Interview with Nomi Eve

In 2001, Nomi Eve’s first novel, The Family Orchard was published by Alfred Knopf with a print

run of 100,000. It was a Book-of-the-Month Club selection and was nominated for a National Jewish

Book Award. It also received positive reviews from the New York Times, Newsday and Time

magazine. Her second novel, Henna House, is being published by Scribner in August. Set in Yemen

in the 1920s, it tells the story of a character named Adela and the passions and trials of the Jewish

community in Yemen. An excerpt from the novel can be previewed at nomi-eve.com. Eve, 46, is a

lecturer in the creative-writing program at Bryn Mawr College. She lives in Philadelphia with her

family.


Your latest novel, Henna House, is set in the community of Yemenite Jews in the mid-twentieth

century. What was the inspiration for it?

My father is from Israel. A close cousin of his married a Yemenite woman. She is like an aunt to me.

Her family lived through much of the history that I write about. I grew up visiting her in her kitchen in

Israel, eating her delicious food, listening to her wonderful stories. She inspired me to write Henna

House.

Did it take fourteen years to write?

After my first book, The Family Orchard, came out, I had three babies in four years! I stayed home with

my kids and only started writing again when our youngest went to kindergarten. That was four years ago.

It took me two years to write Henna House. It was bought by Scribners two years ago. You do the math

🙂

I must confess I knew nothing about the history of henna and body art. What led you to these

subjects?

Most people think of henna as a purely Indian tradition, but the Jews from the Arab lands have their own

precious henna life cycle rituals. The more I learned about the traditional Yemenite Jewish experience,

the more I fell in love with their henna stories, henna rituals, and life-cycle ceremonies.

Based upon the selection I read, you have a good feel for bringing the past alive. I was quite taken

by the Confiscator and the Orphan’s Decree. What is your process for bringing to life characters

who lived in other times and cultures?

I always tell my students to write scenes, not summaries. I try to posit my characters in vivid scenes–

and I use dialogue and sensory writing to make people come alive. Also, when I write, I travel through

time and space. I’m actually there with my characters, long ago and far away. My imagination makes it

very vivid for me, and I hope for my readers as well.

How does teaching and raising a family fit in with the writing life?

When I first started to write again, I made myself an office on our third floor. I was so happy with that

little office, it was my own private space with all my books, my computer, my artifacts that inspire me to

write. But what happened is that I never would make it up there to that third floor. My kids were always

all over me, and it was impossible to climb up the stairs to my work. I realized that I was deluded to

think that my writing life was separate from my life as a mother. I brought my computer down to our

kitchen and started to write. I found that I could write amidst the busy hubbub of our family. Actually, I

found that my children were an inspiration. So, that’s how I work–in the midst of it all. All these years

later, my computer is still in our kitchen and if I’m writing while my kids are in the room they sometimes

read over my shoulder or ask me about the people and places I am making up.

What kind of novel is Henna House? A romance? Historical? Literary? How important are genre

distinctions to you?

Henna House is historical fiction, but at its heart is a knot of thorny love stories. Genre distinctions aren’t

all that interesting to me when I am writing.
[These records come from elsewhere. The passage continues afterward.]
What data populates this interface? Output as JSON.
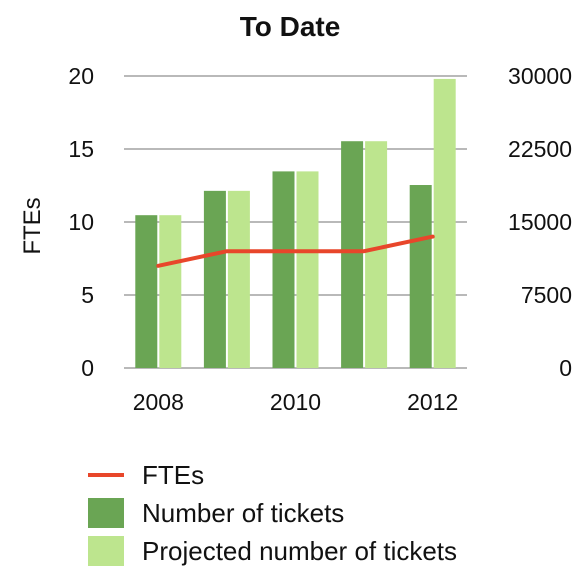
{
  "chart_data": {
    "type": "bar",
    "title": "To Date",
    "x": [
      2008,
      2009,
      2010,
      2011,
      2012
    ],
    "x_tick_labels": [
      "2008",
      "2010",
      "2012"
    ],
    "y_left": {
      "label": "FTEs",
      "ylim": [
        0,
        20
      ],
      "ticks": [
        0,
        5,
        10,
        15,
        20
      ]
    },
    "y_right": {
      "label": "",
      "ylim": [
        0,
        30000
      ],
      "ticks": [
        0,
        7500,
        15000,
        22500,
        30000
      ]
    },
    "grid": true,
    "legend_position": "bottom",
    "series": [
      {
        "name": "FTEs",
        "type": "line",
        "axis": "left",
        "color": "#e8462a",
        "values": [
          7,
          8,
          8,
          8,
          9
        ]
      },
      {
        "name": "Number of tickets",
        "type": "bar",
        "axis": "right",
        "color": "#6aa554",
        "values": [
          15700,
          18200,
          20200,
          23300,
          18800
        ]
      },
      {
        "name": "Projected number of tickets",
        "type": "bar",
        "axis": "right",
        "color": "#bde58e",
        "values": [
          15700,
          18200,
          20200,
          23300,
          29700
        ]
      }
    ]
  }
}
I don’t choose to write in any particular genre. It’s only

when a book is done and other people start talking about your book, that it seems to need to fit into some

kind of category.

How does living in the Philadelphia area affect your writing?

I write about places that are very very far away, both temporarily and spatially. Philadelphia nurtures me

as a human being. I live here, am raising my kids here, and love the city, but my art always comes from

elsewhere. I think its helpful for me to posit my fiction in other places. It’s much easier for me to make

things up if they aren’t right in front of my face. Reality limits my creative process. I’m a much better

artist when the reality I’m fashioning doesn’t resemble my own.
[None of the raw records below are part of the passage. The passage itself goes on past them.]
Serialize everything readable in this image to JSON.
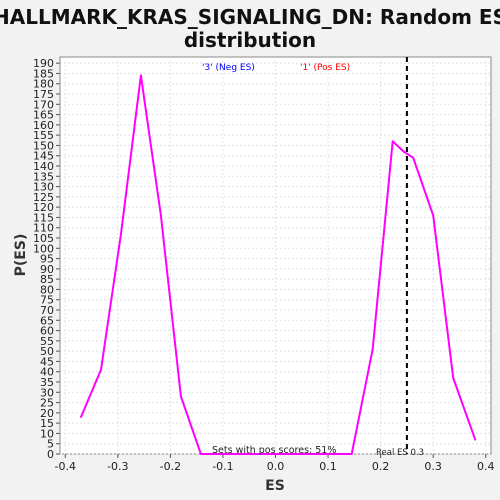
{
  "chart_data": {
    "type": "line",
    "title_line1": "HALLMARK_KRAS_SIGNALING_DN: Random ES",
    "title_line2": "distribution",
    "xlabel": "ES",
    "ylabel": "P(ES)",
    "xlim": [
      -0.41,
      0.41
    ],
    "ylim": [
      0,
      193
    ],
    "x_ticks": [
      "-0.4",
      "-0.3",
      "-0.2",
      "-0.1",
      "0.0",
      "0.1",
      "0.2",
      "0.3",
      "0.4"
    ],
    "y_ticks": [
      "0",
      "5",
      "10",
      "15",
      "20",
      "25",
      "30",
      "35",
      "40",
      "45",
      "50",
      "55",
      "60",
      "65",
      "70",
      "75",
      "80",
      "85",
      "90",
      "95",
      "100",
      "105",
      "110",
      "115",
      "120",
      "125",
      "130",
      "135",
      "140",
      "145",
      "150",
      "155",
      "160",
      "165",
      "170",
      "175",
      "180",
      "185",
      "190"
    ],
    "grid": true,
    "legend": [
      {
        "label": "'3' (Neg ES)",
        "color": "#0000ff"
      },
      {
        "label": "'1' (Pos ES)",
        "color": "#ff0000"
      }
    ],
    "series": [
      {
        "color": "#ff00ff",
        "x": [
          -0.37,
          -0.332,
          -0.294,
          -0.256,
          -0.218,
          -0.18,
          -0.142,
          -0.104,
          -0.066,
          -0.028,
          0.01,
          0.048,
          0.086,
          0.124,
          0.145,
          0.185,
          0.223,
          0.244,
          0.262,
          0.3,
          0.338,
          0.38
        ],
        "y": [
          18,
          41,
          107,
          184,
          116,
          28,
          0,
          0,
          0,
          0,
          0,
          0,
          0,
          0,
          0,
          51,
          152,
          147,
          144,
          116,
          37,
          7
        ]
      }
    ],
    "real_es": 0.25,
    "real_es_label": "Real ES 0.3",
    "annotation": "Sets with pos scores: 51%"
  }
}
Do you see yourself writing in any tradition? Can you name a few writers that have influenced you?

I am an eclectic reader.  Gabriel Garcia Marquez, Vladimir Nabokov, Edith Wharton, Harper Lee, Pat

Conroy, Ann Patchette, Jeffrey Eugenides, are just a few of my literary heroes.

Has being a teacher affected your own writing?
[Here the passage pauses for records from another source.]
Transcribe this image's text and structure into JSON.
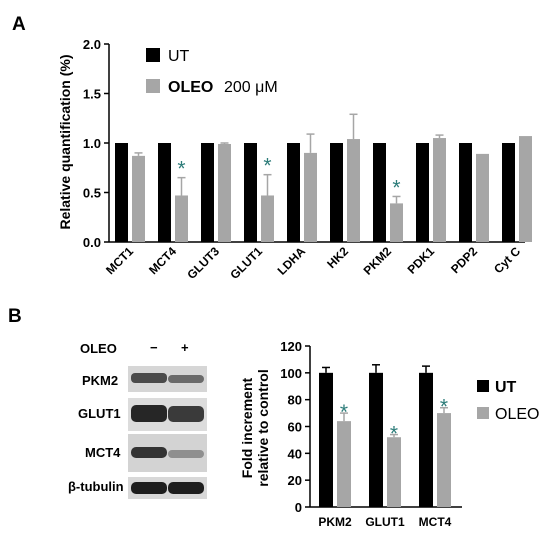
{
  "panel_a_label": "A",
  "panel_b_label": "B",
  "colors": {
    "ut": "#000000",
    "oleo": "#a6a6a6",
    "star": "#2e7d7a"
  },
  "blot": {
    "treatment_label": "OLEO",
    "minus": "−",
    "plus": "+",
    "rows": [
      "PKM2",
      "GLUT1",
      "MCT4",
      "β-tubulin"
    ]
  },
  "chart_data": [
    {
      "type": "bar",
      "panel": "A",
      "ylabel": "Relative quantification (%)",
      "ylim": [
        0,
        2.0
      ],
      "yticks": [
        "0.0",
        "0.5",
        "1.0",
        "1.5",
        "2.0"
      ],
      "categories": [
        "MCT1",
        "MCT4",
        "GLUT3",
        "GLUT1",
        "LDHA",
        "HK2",
        "PKM2",
        "PDK1",
        "PDP2",
        "Cyt C"
      ],
      "legend_position": "top-left",
      "series": [
        {
          "name": "UT",
          "values": [
            1.0,
            1.0,
            1.0,
            1.0,
            1.0,
            1.0,
            1.0,
            1.0,
            1.0,
            1.0
          ],
          "errors": [
            0,
            0,
            0,
            0,
            0,
            0,
            0,
            0,
            0,
            0
          ]
        },
        {
          "name": "OLEO",
          "name_suffix": "200 μM",
          "values": [
            0.87,
            0.47,
            0.99,
            0.47,
            0.9,
            1.04,
            0.39,
            1.05,
            0.89,
            1.07
          ],
          "errors": [
            0.03,
            0.18,
            0.01,
            0.21,
            0.19,
            0.25,
            0.07,
            0.03,
            0,
            0
          ]
        }
      ],
      "significant": [
        1,
        3,
        6
      ],
      "significance_marker": "*"
    },
    {
      "type": "bar",
      "panel": "B",
      "ylabel_lines": [
        "Fold increment",
        "relative to control"
      ],
      "ylim": [
        0,
        120
      ],
      "yticks": [
        "0",
        "20",
        "40",
        "60",
        "80",
        "100",
        "120"
      ],
      "categories": [
        "PKM2",
        "GLUT1",
        "MCT4"
      ],
      "legend_position": "right",
      "series": [
        {
          "name": "UT",
          "values": [
            100,
            100,
            100
          ],
          "errors": [
            4,
            6,
            5
          ]
        },
        {
          "name": "OLEO",
          "values": [
            64,
            52,
            70
          ],
          "errors": [
            6,
            2,
            4
          ]
        }
      ],
      "significant": [
        0,
        1,
        2
      ],
      "significance_marker": "*"
    }
  ]
}
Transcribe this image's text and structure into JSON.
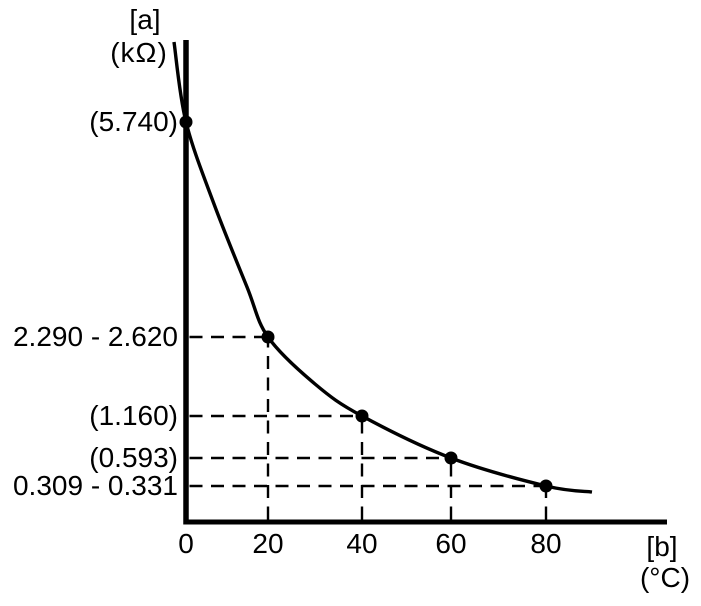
{
  "colors": {
    "background": "#ffffff",
    "ink": "#000000"
  },
  "axis_labels": {
    "y_symbol": "[a]",
    "y_unit": "(kΩ)",
    "x_symbol": "[b]",
    "x_unit": "(°C)"
  },
  "chart_data": {
    "type": "line",
    "title": "",
    "xlabel": "[b] (°C)",
    "ylabel": "[a] (kΩ)",
    "x_tick_labels": [
      "0",
      "20",
      "40",
      "60",
      "80"
    ],
    "xlim": [
      0,
      90
    ],
    "ylim": [
      0,
      6.5
    ],
    "grid": false,
    "legend": "none",
    "curve": "smooth monotonically decreasing decay through all points (NTC thermistor resistance vs temperature), extending above the top point and past 80 °C",
    "guides": "black dashed lines connect each data point horizontally to the y-axis and vertically to the x-axis",
    "points": [
      {
        "x": 0,
        "y": 5.74,
        "y_label": "(5.740)"
      },
      {
        "x": 20,
        "y_min": 2.29,
        "y_max": 2.62,
        "y_label": "2.290 - 2.620"
      },
      {
        "x": 40,
        "y": 1.16,
        "y_label": "(1.160)"
      },
      {
        "x": 60,
        "y": 0.593,
        "y_label": "(0.593)"
      },
      {
        "x": 80,
        "y_min": 0.309,
        "y_max": 0.331,
        "y_label": "0.309 - 0.331"
      }
    ]
  }
}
Teaching forces me to be self aware as a writer. As a writer, I have a metaphorical toolbox. I use the

tools in this toolbox to write my books. As a teacher, I have to figure out how to make a box of invisible

tools visible to my students. In the process of doing this, I wrestle with thorny problems that trip me up

in my own writing. I become a better writer as a result, and I hope, a better teacher too.

You can meet Nomi Eve at Doylestown Books (16 South Main Street, Doylestown) on August 16 at

2:30 pm and at Main Point Books (1041 West Lancaster Road, Bryn Mawr) on September 11.